Mestvergister. Strijd met het bestemmingsplan. Exploitant is een zelfstandige onderneming.

Samenvatting

Zelfstandige exploitant van mestvergistingsinstallatie die deze exploiteert op gronden van agrarisch bedrijf waarvan de mest afkomstig is maakt geen deel uit van het agrarisch bedrijf. Strijd met het bestemmingsplan.

Uitspraak

Afdeling bestuursrechtspraak van de Raad van State d.d. 5 februari 2025, ECLI:NL:RVS:2025:428, last onder dwangsom exploitatie van een mestvergistingsinstallatie, gemeente Coevorden

Annotatie D. Korsse

De Afdeling oordeelt in deze uitspraak dat de exploitatie van een mestvergister in strijd is met het bestemmingsplan, omdat die exploitatie plaatsvindt door een zelfstandig bedrijf en (daarom) geen deel uitmaakt van het agrarische bedrijf waarvan de mest afkomstig is. Volgens de Afdeling staat het bestemmingsplan dit gebruik niet toe, omdat in de planregels (kort gezegd) is voorgeschreven dat in een mestvergister op deze locatie alleen eigen mest mag worden verwerkt.

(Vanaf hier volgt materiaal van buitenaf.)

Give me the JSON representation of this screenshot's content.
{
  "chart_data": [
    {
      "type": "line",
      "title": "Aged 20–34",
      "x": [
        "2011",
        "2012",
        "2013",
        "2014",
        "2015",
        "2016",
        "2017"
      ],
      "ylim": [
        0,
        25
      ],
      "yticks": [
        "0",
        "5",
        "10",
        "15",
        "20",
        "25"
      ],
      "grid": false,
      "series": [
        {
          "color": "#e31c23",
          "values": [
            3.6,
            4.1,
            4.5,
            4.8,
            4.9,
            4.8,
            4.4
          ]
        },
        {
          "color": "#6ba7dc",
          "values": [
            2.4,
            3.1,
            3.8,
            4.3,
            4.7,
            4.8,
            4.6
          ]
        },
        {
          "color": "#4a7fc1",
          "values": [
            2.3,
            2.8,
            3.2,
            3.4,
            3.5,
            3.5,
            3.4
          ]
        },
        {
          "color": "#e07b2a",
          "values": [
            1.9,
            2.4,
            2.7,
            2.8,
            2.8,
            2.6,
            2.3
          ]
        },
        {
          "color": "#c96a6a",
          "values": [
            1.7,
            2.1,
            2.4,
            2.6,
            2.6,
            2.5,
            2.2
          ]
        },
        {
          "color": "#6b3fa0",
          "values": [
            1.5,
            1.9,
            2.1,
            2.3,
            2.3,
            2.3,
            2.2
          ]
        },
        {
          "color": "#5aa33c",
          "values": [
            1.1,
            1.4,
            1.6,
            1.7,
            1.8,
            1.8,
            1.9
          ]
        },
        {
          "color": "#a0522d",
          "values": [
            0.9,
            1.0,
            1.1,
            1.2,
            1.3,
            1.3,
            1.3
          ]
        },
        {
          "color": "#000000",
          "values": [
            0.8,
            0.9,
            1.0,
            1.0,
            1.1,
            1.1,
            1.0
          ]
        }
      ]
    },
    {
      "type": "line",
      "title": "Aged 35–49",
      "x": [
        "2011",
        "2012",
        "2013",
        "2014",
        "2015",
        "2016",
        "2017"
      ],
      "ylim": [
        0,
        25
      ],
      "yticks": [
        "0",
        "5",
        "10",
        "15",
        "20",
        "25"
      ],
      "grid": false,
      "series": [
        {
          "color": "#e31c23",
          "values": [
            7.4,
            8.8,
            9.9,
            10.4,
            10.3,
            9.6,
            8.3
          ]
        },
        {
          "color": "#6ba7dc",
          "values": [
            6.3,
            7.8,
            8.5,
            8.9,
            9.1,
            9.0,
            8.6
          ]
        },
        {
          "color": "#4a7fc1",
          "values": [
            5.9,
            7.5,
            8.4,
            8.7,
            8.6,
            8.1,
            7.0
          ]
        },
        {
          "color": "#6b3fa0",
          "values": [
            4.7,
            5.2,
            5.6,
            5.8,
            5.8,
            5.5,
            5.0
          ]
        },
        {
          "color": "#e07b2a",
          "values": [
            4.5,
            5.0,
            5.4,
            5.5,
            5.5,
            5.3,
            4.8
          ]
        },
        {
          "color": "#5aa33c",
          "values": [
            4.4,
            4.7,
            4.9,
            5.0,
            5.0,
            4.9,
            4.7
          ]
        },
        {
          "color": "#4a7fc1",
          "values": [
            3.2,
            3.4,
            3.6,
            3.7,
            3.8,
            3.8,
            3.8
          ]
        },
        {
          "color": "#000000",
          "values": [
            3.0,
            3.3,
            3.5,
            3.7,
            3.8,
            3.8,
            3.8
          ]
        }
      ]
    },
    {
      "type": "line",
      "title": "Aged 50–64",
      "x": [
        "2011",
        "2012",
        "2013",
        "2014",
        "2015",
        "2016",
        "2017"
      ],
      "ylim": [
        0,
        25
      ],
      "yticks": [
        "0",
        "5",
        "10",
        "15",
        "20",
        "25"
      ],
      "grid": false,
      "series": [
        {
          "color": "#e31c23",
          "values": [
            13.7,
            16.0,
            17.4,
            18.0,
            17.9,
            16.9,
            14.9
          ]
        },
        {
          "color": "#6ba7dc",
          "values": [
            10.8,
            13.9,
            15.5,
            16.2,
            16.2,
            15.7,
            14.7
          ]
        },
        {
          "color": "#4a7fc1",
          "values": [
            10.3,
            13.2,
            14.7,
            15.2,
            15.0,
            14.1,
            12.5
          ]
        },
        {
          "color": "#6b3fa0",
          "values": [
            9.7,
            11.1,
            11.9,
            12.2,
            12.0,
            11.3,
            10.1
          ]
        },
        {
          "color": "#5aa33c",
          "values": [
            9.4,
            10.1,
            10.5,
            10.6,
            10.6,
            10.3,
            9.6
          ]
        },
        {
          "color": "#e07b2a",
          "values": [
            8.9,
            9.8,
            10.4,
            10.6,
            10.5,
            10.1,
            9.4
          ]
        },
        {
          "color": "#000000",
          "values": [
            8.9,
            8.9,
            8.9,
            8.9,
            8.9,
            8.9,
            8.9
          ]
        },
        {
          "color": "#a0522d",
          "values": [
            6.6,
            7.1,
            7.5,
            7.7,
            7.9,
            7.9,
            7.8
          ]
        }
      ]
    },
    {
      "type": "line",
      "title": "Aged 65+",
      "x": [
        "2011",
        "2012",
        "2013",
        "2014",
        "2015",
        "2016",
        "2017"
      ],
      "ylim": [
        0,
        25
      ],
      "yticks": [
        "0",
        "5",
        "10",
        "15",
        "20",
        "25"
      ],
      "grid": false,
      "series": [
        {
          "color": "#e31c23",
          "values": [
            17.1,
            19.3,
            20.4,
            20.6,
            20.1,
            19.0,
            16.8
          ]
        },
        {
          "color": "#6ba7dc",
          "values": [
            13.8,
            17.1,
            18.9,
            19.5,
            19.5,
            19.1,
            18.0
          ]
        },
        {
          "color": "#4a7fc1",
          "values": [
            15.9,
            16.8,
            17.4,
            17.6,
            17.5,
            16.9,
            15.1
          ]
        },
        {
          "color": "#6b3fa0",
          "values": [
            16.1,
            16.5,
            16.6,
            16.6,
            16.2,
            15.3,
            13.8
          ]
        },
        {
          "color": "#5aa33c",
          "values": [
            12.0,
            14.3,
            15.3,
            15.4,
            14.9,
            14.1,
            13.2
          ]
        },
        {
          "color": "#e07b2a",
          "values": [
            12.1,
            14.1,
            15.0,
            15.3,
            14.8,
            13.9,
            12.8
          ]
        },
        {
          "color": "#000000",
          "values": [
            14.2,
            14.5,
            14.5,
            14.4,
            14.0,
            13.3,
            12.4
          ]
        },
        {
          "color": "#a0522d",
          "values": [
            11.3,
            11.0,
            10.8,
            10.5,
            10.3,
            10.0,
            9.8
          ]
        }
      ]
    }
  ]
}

De uitspraak gaat over het besluit van het college van burgemeester en wethouders van de gemeente Coevorden om handhavend op te treden tegen de exploitatie van een mestvergister. De mestvergister bevindt zich op een perceel dat toebehoort aan een agrarisch bedrijf dat ook de mest aanlevert die in de installatie wordt vergist. Het perceel heeft een agrarische bestemming met een bouwvlak, waarbinnen een mestvergister mag staan. Daaraan is in de planregels echter wel de voorwaarde verbonden dat de vergister alleen ‘eigen’ mest mag verwerken. En daar gaat het mis. Hoewel de vergister uitsluitend de mest verwerkt van het agrarische bedrijf dat eigenaar is van het betrokken perceel, bevindt de vergister zich op vijf kilometer afstand van de bedrijfslocatie waar die mest vrijkomt en is de exploitatie van de vergister in handen van een zelfstandig bedrijf, genaamd DDE. Voor de vergister is een opstalrecht gevestigd en het agrarische bedrijf en DDE hebben een exploitatieovereenkomst gesloten.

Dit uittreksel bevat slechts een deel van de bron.